The second major decision made by great companies that Dr. Quinlan touched on was to focus on what they could be good at.  Jim Collins in Good to Great took it a step further and noted that the great companies focused on what they could be the best in the world at.  Again, this seems highly logical yet the comparison companies in the book failed to make the connection.  Unless you can be very good at something, how can you hope to effectively compete?  I would love to be an NFL quarterback, but there is no way I could ever be good at that endeavor.  So why would I waste even one minute working towards trying out for an NFL team at the quarterback position?  I think just about every out-of-shape football fan like myself can understand that extreme example, yet businesses around the world do its equivalent everyday and wonder why they are not more successful.

To summarize, the first business lesson from this example is to figure out what you are doing wrong and to stop doing it.  The second business is to only focus on those areas you can be very good at.

Example #3

Actual Item Discussed: Rejuvenation of New Orleans Post Hurricane Katrina

Business Application: Incentives Drive Results

Mr. Rusovich was the first panelist to chime in on moderator J.R. Ball’s question about why New Orleans is thriving when so many predicted that the city would be dead for years after the devastation caused by Hurricane Katrina.  Mr.

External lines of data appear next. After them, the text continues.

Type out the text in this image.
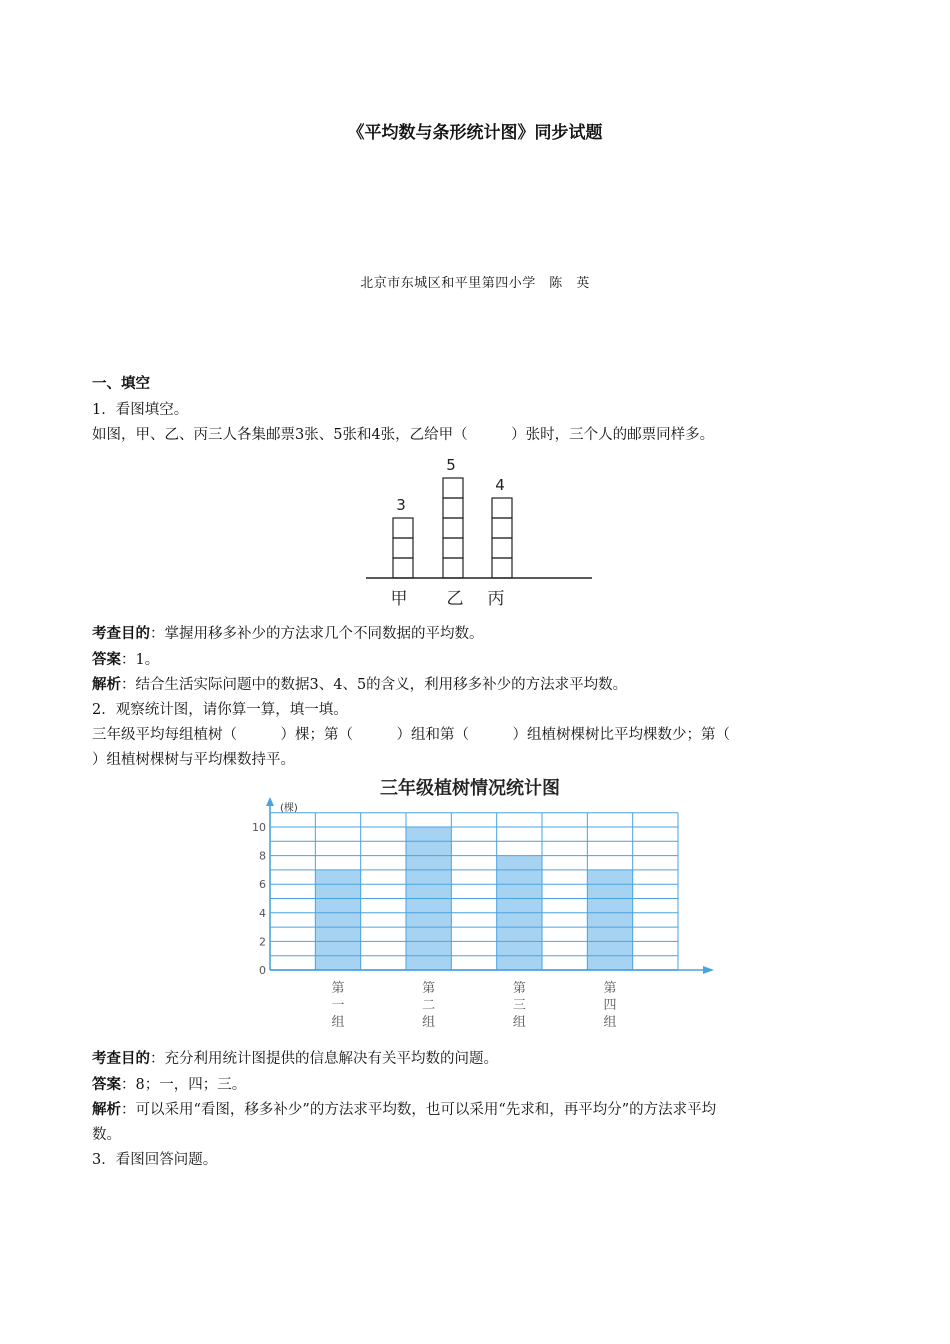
《平均数与条形统计图》同步试题
北京市东城区和平里第四小学　陈　英
一、填空
1．看图填空。
如图，甲、乙、丙三人各集邮票3张、5张和4张，乙给甲（　　　）张时，三个人的邮票同样多。
3
甲
5
乙
4
丙
考查目的：掌握用移多补少的方法求几个不同数据的平均数。
答案：1。
解析：结合生活实际问题中的数据3、4、5的含义，利用移多补少的方法求平均数。
2．观察统计图，请你算一算，填一填。
三年级平均每组植树（　　　）棵；第（　　　）组和第（　　　）组植树棵树比平均棵数少；第（
）组植树棵树与平均棵数持平。
三年级植树情况统计图
(棵)
0
2
4
6
8
10
第
一
组
第
二
组
第
三
组
第
四
组
考查目的：充分利用统计图提供的信息解决有关平均数的问题。
答案：8；一，四；三。
解析：可以采用“看图，移多补少”的方法求平均数，也可以采用“先求和，再平均分”的方法求平均
数。
3．看图回答问题。
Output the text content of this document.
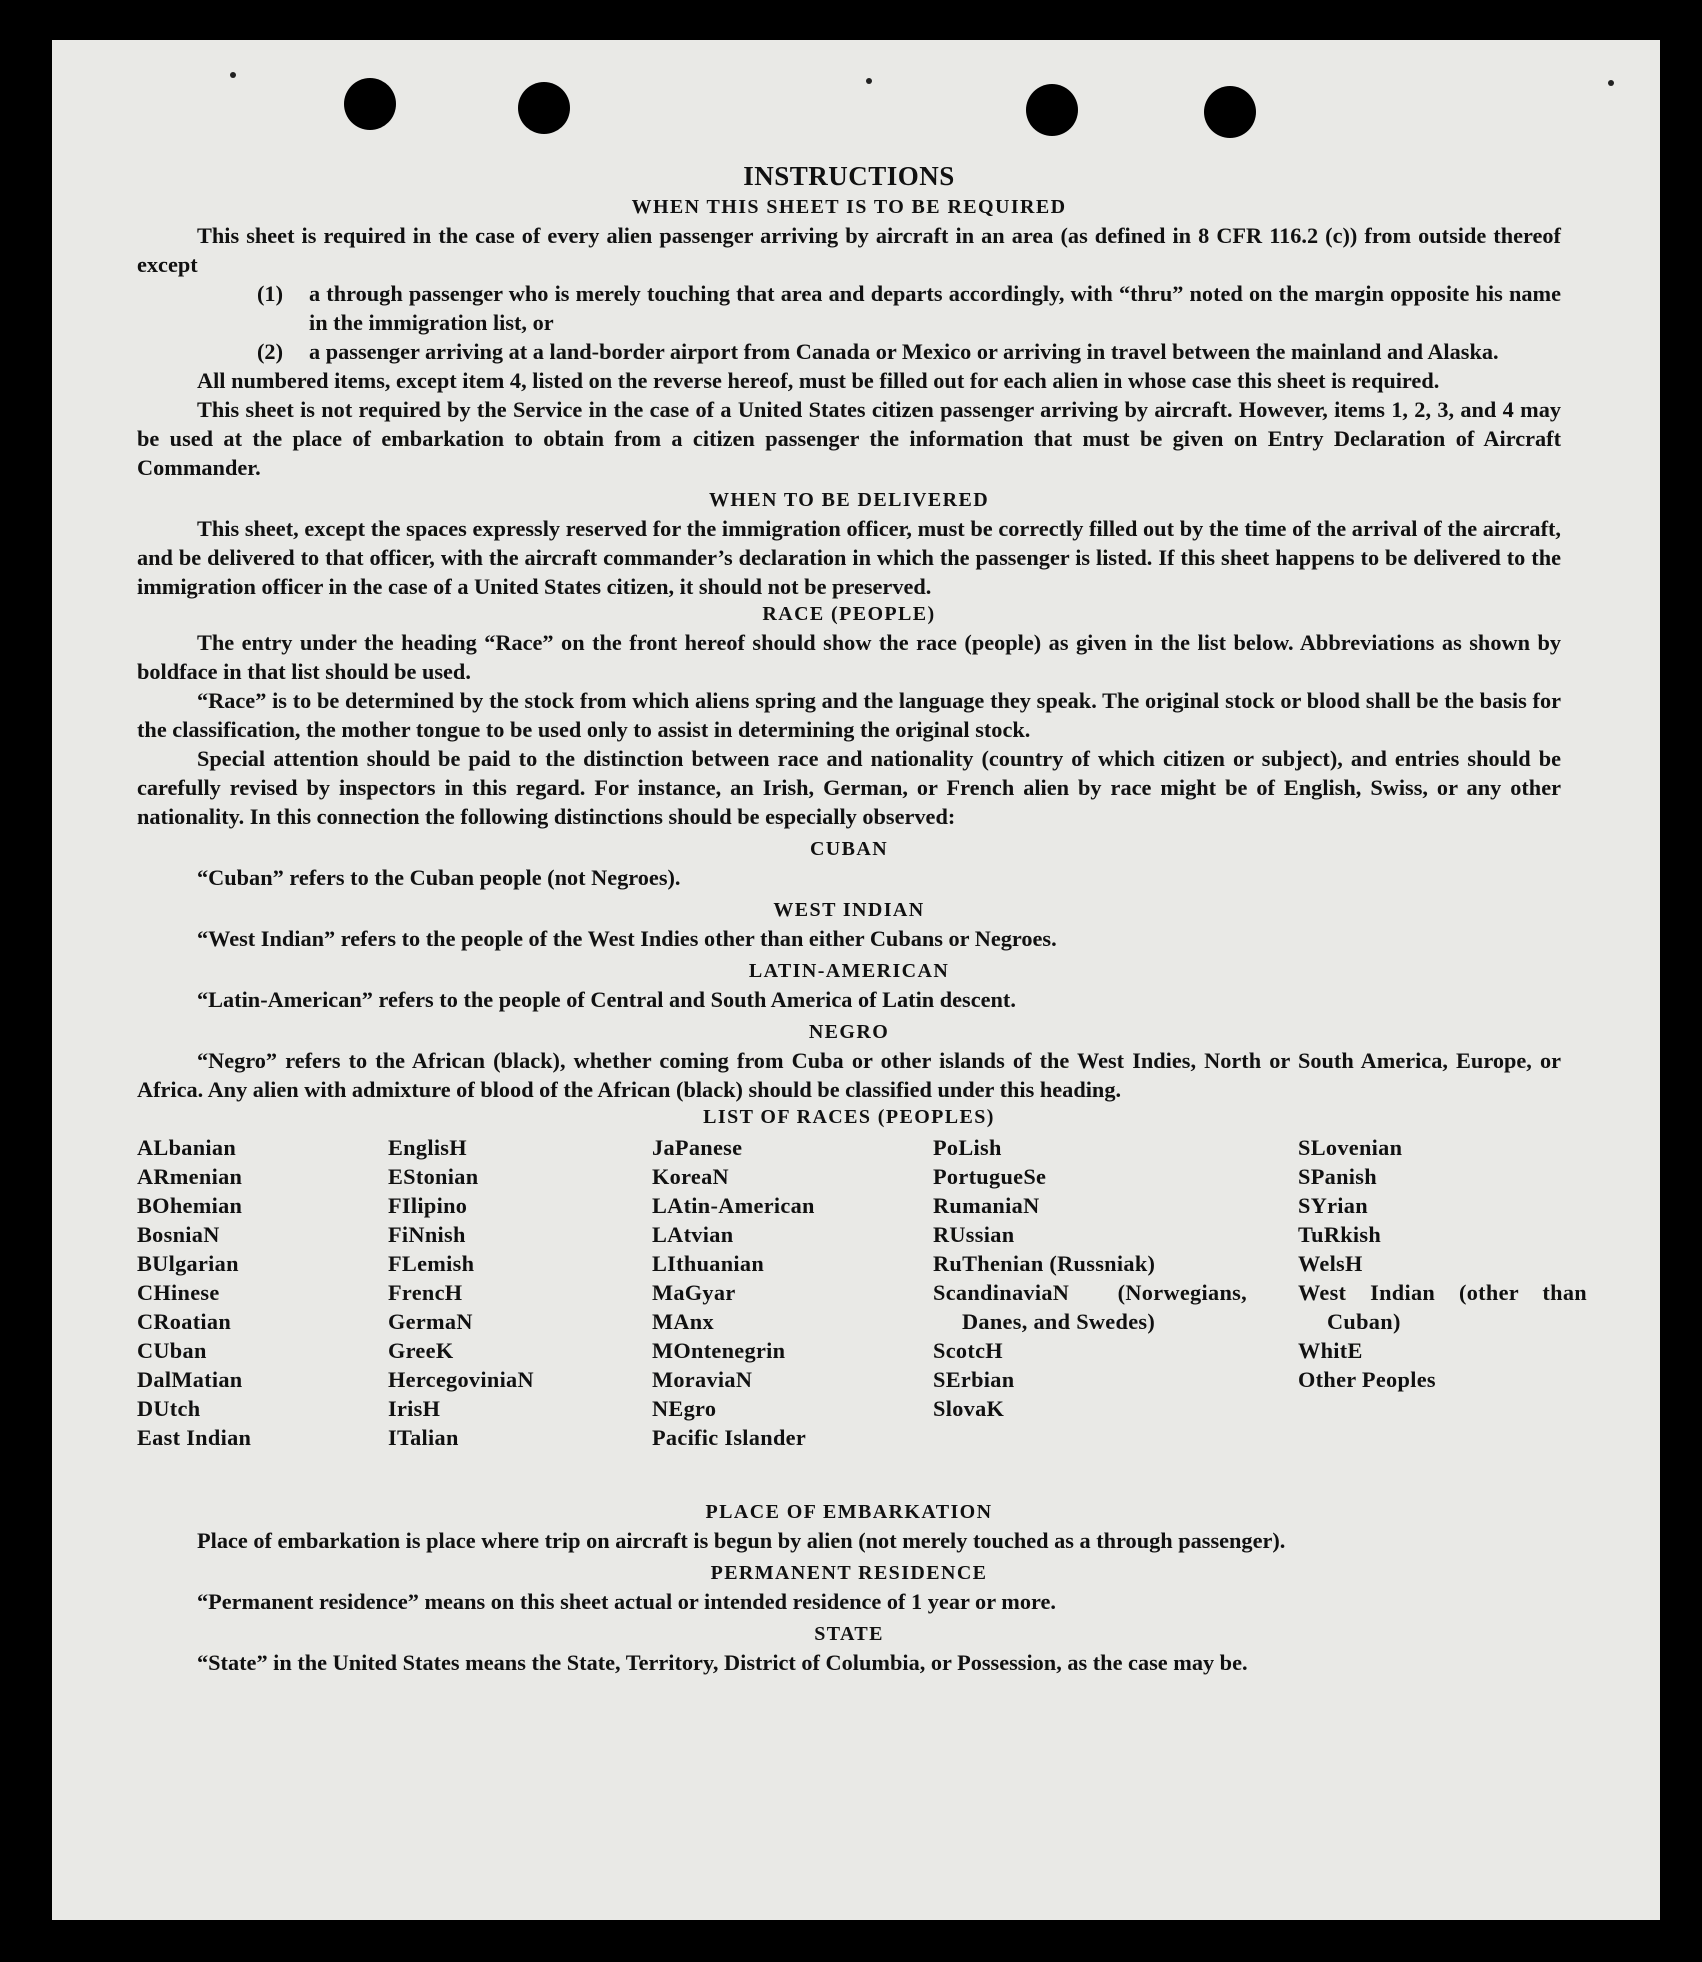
INSTRUCTIONS
WHEN THIS SHEET IS TO BE REQUIRED

This sheet is required in the case of every alien passenger arriving by aircraft in an area (as defined in 8 CFR 116.2 (c)) from outside thereof except

(1)	a through passenger who is merely touching that area and departs accordingly, with “thru” noted on the margin opposite his name in the immigration list, or
(2)	a passenger arriving at a land-border airport from Canada or Mexico or arriving in travel between the mainland and Alaska.

All numbered items, except item 4, listed on the reverse hereof, must be filled out for each alien in whose case this sheet is required.

This sheet is not required by the Service in the case of a United States citizen passenger arriving by aircraft. However, items 1, 2, 3, and 4 may be used at the place of embarkation to obtain from a citizen passenger the information that must be given on Entry Declaration of Aircraft Commander.

WHEN TO BE DELIVERED

This sheet, except the spaces expressly reserved for the immigration officer, must be correctly filled out by the time of the arrival of the aircraft, and be delivered to that officer, with the aircraft commander’s declaration in which the passenger is listed. If this sheet happens to be delivered to the immigration officer in the case of a United States citizen, it should not be preserved.

RACE (PEOPLE)

The entry under the heading “Race” on the front hereof should show the race (people) as given in the list below. Abbreviations as shown by boldface in that list should be used.

“Race” is to be determined by the stock from which aliens spring and the language they speak. The original stock or blood shall be the basis for the classification, the mother tongue to be used only to assist in determining the original stock.

Special attention should be paid to the distinction between race and nationality (country of which citizen or subject), and entries should be carefully revised by inspectors in this regard. For instance, an Irish, German, or French alien by race might be of English, Swiss, or any other nationality. In this connection the following distinctions should be especially observed:

CUBAN

“Cuban” refers to the Cuban people (not Negroes).

WEST INDIAN

“West Indian” refers to the people of the West Indies other than either Cubans or Negroes.

LATIN-AMERICAN

“Latin-American” refers to the people of Central and South America of Latin descent.

NEGRO

“Negro” refers to the African (black), whether coming from Cuba or other islands of the West Indies, North or South America, Europe, or Africa. Any alien with admixture of blood of the African (black) should be classified under this heading.

LIST OF RACES (PEOPLES)
ALbanian
ARmenian
BOhemian
BosniaN
BUlgarian
CHinese
CRoatian
CUban
DalMatian
DUtch
East Indian
EnglisH
EStonian
FIlipino
FiNnish
FLemish
FrencH
GermaN
GreeK
HercegoviniaN
IrisH
ITalian
JaPanese
KoreaN
LAtin-American
LAtvian
LIthuanian
MaGyar
MAnx
MOntenegrin
MoraviaN
NEgro
Pacific Islander
PoLish
PortugueSe
RumaniaN
RUssian
RuThenian (Russniak)
ScandinaviaN (Norwegians, Danes, and Swedes)
ScotcH
SErbian
SlovaK
SLovenian
SPanish
SYrian
TuRkish
WelsH
West Indian (other than Cuban)
WhitE
Other Peoples
PLACE OF EMBARKATION

Place of embarkation is place where trip on aircraft is begun by alien (not merely touched as a through passenger).

PERMANENT RESIDENCE

“Permanent residence” means on this sheet actual or intended residence of 1 year or more.

STATE

“State” in the United States means the State, Territory, District of Columbia, or Possession, as the case may be.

Rusovich, who has seen the rejuvenation first hand via his own business and his involvement on numerous boards and activities within New Orleans, confirmed that there has been improvement across the board in New Orleans.  He attributes this unexpectedly quick renewal of the city to quality of life issues.  Basically, he believes that people did not like what they saw post-Katrina and were not willing to sit idly by.  They were highly motivated to improve their own quality of life.  As a result, business returned and much of the destruction was cleaned up more quickly than most imagined it could be.

I believe this highlights a fundamental truth of human nature and what drives success in a capitalistic environment.  Incentives drive results because people are driven by incentives.  If you want to get the best out of any organization, you have to have the right incentives.  I personally believe that the appropriate culture can go a long way towards creating the right incentives.  The example given above showcased an environment that was so bad that the people trapped in that environment were incentivized to improve it so that they could better enjoy their own quality of life.  In a corporation, however, good employees tend to leave when the environment is that poor rather than stick it out to improve from within.

On the other hand, a good culture, which rewards the right behavior, usually creates a positive work environment that draws the right people who are incentivized to maintain that culture because it allows for a more enriching work experience.  In other words, a good culture creates a self-sustaining incentive system that helps drive the strong performance.  Obviously, the right compensation system also helps.

While I digressed about the importance of the appropriate culture, the point is that the right incentives are key for achieving the desired results.  Extraordinary circumstances, such as a devastated New Orleans post-Katrina or, conversely, a strong culture, can propel an organization/entity to reach the desired results more quickly.


In the interest of full disclosure, I look for business lessons in just about everything I encounter.  However, in this instance I think the business lessons gleaned were not much of a stretch.  I am thankful that 1012 Magazine put together the event and am appreciative of all of the CEO’s sharing their unique insight.  I am particularly grateful for the gray-haired CEO’s out there willing to share the benefits of their vast experiences.  I look forward to similar opportunities in the future.